Stoffwechselforschung: Wie Stress-Signale den Zellkern aufweichen und die Zelle verändern

Das Bild zeigt den Querschnitt des mutierten braunen Fettgewebes mit vergrößerten Lipidtröpfchen (gelb) und einem Zellkern (blau), der von mehreren Mitochondrien (rot) umgeben ist. Quelle: Harshita Kaul. Copyright: Universität zu Köln

Ein Forschungsteam der Universität zu Köln hat herausgefunden, dass Zellen in Geweben mit hohem Energiebedarf anders als üblich auf mitochondriale Fehlfunktionen reagieren.

Die Wissenschaftler fanden im Mausmodell mit fehlerhafter mitochondrialer Qualitätskontrolle heraus, dass die braunen Fettzellen auf die Funktionsstörung der Mitochondrien mit einer ausgeklügelten Stoffwechselreaktion reagieren: Anstatt sich abzuschalten, werden Schlüsselenzyme neu geordnet, um das Stoffwechselprodukt D-2HG herzustellen. Die Studie unter der Leitung von Prof. Aleksandra Trifunovic vom Exzellenzcluster für Alternsforschung CECAD wurde in der Fachzeitschrift „Nature Metabolism“ veröffentlicht.
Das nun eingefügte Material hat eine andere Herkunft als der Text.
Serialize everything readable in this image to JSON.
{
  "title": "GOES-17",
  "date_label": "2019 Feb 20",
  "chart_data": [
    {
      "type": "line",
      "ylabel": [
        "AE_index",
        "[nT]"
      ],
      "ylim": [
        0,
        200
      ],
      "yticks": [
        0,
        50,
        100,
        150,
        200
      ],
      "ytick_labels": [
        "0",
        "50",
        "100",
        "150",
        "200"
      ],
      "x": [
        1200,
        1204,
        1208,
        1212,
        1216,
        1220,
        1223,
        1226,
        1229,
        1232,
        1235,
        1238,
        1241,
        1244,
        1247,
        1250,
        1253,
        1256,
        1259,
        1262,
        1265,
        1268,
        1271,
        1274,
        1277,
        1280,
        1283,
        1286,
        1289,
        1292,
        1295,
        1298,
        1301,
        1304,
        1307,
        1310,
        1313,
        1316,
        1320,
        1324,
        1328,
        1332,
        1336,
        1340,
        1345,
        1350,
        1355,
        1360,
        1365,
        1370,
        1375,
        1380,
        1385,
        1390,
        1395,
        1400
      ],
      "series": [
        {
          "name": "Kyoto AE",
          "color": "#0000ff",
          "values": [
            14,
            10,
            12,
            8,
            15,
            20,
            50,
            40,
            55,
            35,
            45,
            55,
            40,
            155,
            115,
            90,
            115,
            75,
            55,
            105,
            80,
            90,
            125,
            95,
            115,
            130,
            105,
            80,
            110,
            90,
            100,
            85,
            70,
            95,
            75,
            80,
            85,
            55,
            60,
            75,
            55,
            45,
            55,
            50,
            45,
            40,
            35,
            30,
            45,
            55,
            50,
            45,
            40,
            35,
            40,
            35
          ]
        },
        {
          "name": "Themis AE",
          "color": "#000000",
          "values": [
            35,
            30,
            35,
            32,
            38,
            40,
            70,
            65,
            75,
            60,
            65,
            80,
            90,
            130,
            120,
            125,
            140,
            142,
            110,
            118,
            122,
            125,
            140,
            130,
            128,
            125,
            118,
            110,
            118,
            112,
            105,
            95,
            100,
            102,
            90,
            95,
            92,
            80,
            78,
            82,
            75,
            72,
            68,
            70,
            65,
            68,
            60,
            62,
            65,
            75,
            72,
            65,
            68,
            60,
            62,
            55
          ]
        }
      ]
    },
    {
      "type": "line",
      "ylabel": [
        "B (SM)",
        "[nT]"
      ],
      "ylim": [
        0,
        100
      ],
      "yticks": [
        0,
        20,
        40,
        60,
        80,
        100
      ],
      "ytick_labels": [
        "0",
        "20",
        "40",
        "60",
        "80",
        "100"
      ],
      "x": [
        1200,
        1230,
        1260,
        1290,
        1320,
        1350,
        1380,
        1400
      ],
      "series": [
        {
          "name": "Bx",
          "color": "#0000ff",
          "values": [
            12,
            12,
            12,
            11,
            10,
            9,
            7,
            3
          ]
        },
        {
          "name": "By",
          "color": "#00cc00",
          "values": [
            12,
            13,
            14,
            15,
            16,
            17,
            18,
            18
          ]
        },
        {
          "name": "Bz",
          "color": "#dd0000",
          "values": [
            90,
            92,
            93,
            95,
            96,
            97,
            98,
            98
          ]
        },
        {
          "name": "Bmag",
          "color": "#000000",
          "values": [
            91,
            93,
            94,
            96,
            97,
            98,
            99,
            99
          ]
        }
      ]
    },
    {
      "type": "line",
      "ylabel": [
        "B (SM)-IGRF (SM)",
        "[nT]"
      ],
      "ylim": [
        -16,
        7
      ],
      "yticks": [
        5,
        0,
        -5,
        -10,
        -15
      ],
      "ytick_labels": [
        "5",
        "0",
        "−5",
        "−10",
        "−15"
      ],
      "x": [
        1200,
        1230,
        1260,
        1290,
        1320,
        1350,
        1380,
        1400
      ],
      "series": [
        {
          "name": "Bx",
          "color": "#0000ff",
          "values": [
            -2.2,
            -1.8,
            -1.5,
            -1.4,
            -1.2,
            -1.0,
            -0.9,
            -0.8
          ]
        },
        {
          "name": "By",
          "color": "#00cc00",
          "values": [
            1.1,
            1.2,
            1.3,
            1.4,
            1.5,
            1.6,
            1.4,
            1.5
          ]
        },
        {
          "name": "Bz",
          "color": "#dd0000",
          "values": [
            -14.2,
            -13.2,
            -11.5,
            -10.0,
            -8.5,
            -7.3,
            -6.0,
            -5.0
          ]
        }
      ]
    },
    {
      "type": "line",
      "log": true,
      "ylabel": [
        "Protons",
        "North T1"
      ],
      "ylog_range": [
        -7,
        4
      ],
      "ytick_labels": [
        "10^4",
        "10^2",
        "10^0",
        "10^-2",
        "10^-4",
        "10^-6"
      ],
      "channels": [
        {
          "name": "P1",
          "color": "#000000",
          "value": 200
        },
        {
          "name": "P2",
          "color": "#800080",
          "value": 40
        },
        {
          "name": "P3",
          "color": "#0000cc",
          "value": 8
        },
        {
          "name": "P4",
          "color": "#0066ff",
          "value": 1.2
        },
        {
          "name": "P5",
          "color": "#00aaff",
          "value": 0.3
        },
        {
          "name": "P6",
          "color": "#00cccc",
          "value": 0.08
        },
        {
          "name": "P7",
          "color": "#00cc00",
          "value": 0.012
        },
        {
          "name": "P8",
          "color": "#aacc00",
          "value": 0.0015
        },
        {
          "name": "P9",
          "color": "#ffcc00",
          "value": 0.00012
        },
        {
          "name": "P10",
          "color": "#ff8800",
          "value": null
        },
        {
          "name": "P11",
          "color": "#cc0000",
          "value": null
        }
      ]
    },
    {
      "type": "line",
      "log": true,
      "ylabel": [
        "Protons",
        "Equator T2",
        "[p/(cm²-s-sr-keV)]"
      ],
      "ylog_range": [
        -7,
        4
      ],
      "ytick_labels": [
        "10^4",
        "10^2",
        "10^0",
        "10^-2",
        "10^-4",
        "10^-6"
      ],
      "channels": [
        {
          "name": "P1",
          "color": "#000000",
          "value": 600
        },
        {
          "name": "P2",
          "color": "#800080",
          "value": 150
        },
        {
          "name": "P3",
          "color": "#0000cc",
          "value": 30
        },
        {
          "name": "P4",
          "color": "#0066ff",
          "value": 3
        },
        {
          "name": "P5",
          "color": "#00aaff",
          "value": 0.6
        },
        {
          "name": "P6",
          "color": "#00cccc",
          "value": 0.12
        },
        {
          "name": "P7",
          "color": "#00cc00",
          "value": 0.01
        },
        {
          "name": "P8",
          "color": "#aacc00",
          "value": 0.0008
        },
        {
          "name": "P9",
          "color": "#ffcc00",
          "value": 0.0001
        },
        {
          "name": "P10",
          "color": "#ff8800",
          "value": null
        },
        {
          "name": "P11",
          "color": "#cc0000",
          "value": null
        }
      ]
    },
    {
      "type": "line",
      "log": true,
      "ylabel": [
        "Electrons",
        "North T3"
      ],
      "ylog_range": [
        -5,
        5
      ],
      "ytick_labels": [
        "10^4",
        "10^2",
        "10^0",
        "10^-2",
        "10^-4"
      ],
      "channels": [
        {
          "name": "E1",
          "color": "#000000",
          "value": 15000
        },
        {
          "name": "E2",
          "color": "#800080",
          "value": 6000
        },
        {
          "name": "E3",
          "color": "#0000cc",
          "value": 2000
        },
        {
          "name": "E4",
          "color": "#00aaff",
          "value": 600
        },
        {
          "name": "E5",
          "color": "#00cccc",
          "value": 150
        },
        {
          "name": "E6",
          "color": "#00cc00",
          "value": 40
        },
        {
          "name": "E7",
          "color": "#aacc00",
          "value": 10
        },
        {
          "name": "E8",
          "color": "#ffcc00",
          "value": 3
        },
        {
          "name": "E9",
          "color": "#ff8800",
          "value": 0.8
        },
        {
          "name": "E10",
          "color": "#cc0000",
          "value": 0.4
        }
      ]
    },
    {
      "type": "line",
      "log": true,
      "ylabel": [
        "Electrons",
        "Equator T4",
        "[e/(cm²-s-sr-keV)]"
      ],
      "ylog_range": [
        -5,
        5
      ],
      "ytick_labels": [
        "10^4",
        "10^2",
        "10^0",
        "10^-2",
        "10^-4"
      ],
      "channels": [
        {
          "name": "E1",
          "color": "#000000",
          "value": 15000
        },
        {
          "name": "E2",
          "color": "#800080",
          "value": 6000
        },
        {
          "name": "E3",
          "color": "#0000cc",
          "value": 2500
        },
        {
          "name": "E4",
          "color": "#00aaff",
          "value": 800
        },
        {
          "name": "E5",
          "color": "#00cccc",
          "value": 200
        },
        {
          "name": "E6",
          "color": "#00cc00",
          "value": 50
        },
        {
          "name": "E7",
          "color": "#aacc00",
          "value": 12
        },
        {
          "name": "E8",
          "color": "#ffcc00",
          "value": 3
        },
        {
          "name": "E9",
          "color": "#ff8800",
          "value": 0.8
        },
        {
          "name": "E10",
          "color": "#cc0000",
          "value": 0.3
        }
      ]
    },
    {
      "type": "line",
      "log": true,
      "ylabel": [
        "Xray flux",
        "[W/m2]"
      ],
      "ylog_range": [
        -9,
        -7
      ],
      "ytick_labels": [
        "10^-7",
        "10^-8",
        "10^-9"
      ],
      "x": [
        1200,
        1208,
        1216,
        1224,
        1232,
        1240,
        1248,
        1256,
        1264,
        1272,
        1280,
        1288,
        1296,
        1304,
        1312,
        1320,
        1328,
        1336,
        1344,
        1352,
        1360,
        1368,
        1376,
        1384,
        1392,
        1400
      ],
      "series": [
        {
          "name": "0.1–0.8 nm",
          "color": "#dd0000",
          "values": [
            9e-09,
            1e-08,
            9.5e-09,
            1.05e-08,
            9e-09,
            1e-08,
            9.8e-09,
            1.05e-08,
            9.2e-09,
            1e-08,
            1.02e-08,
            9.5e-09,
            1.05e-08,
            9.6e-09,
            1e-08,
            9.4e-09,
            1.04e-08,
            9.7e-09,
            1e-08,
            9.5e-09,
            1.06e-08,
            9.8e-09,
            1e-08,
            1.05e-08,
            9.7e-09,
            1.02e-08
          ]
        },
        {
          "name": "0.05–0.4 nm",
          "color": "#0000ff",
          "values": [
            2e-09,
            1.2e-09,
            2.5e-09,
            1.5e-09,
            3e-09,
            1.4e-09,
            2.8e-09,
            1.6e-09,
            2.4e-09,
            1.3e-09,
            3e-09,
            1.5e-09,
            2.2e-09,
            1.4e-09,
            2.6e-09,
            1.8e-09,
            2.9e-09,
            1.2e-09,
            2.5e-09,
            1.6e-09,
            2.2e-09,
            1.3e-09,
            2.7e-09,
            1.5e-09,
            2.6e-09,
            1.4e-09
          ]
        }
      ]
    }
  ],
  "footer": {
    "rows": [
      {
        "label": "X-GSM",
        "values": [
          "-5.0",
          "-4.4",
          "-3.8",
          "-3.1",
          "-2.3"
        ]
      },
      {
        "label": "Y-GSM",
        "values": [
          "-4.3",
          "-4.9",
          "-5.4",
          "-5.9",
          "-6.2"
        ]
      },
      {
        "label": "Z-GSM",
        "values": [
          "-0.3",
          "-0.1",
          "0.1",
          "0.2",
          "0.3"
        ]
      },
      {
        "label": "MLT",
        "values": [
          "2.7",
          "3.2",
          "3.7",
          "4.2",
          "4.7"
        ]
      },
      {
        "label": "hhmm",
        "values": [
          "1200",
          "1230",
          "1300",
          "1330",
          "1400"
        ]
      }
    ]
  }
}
Mitochondriale Dysfunktion beobachtet

Das Stoffwechselprodukt D-2HG, das zuvor mit dem Fortschreiten bestimmter Krebsarten in Verbindung gebracht wurde, fördert in diesem Zusammenhang die Anpassung an die mitochondriale Dysfunktion. Es verändert die Struktur der DNA-Verpackung im Zellkern, reguliert, welche Gene aktiviert werden, und beeinflusst sogar die Stabilität der Zellkernhülle. Diese Reaktion hilft dem Gewebe, den Stress zu überleben, verändert aber auch seine Identität und Struktur. „Es ist erstaunlich, dass D-2HG, das normalerweise als schädlich angesehen wird, in bestimmten Kontexten eine adaptive Funktion haben kann“, erklärt Erstautorin Dr. Harshita Kaul. „Wir beginnen gerade erst zu verstehen, wie Mitochondrien unter Zwang Signale an den Rest der Zelle senden.“

Das Team untersuchte außerdem einen der weniger bekannten Aspekte der Mitochondrien: wie sie zur Aufrechterhaltung der gesunden Funktion des braunen Fettgewebes beitragen. Bei einem erhöhten D-2HG-Spiegel konnte eine verstärkte Aufhellung des braunen Fettgewebes nachgewiesen werden, ein Zeichen für eine veränderte Zellidentität.

„Diese stoffwechselbedingte Neuordnung scheint parallel zu einem umfassenderen Stressreaktionsmechanismus zu verlaufen, den wir als mitochondriale integrierte Stressreaktion bezeichnen“, erläutert Trifunovic. „Aber was wir entdeckt haben, geht über die klassische Stresssignalisierung hinaus. Die Produktion von D-2HG schlägt eine Brücke zwischen der mitochondrialen Dysfunktion und der Mechanik des Zellkerns; eine unerwartete Form des Cross-Talks, die unser Verständnis von Anpassung in stoffwechselaktiven Geweben verändert“, fügt sie hinzu.

Herz und Gehirn im Fokus

Diese Ergebnisse deuten laut den Forschern darauf hin, dass die Stabilität des Zellkerns als nachgeschalteter Marker für mitochondriale Signale, Stoffwechselstress und den Zellzustand dienen könnte. Dies könnte die Grundlage für neuartige Diagnoseinstrumente bilden, insbesondere für Stoffwechselkrankheiten und altersbedingte Störungen. Die Wissenschaftler versuchen nach eigenen Angaben nun herauszufinden, ob dieser Signalweg in anderen Geweben wie dem Herzen und dem Gehirn ähnlich aktiv ist und wie er therapeutisch genutzt werden könnte.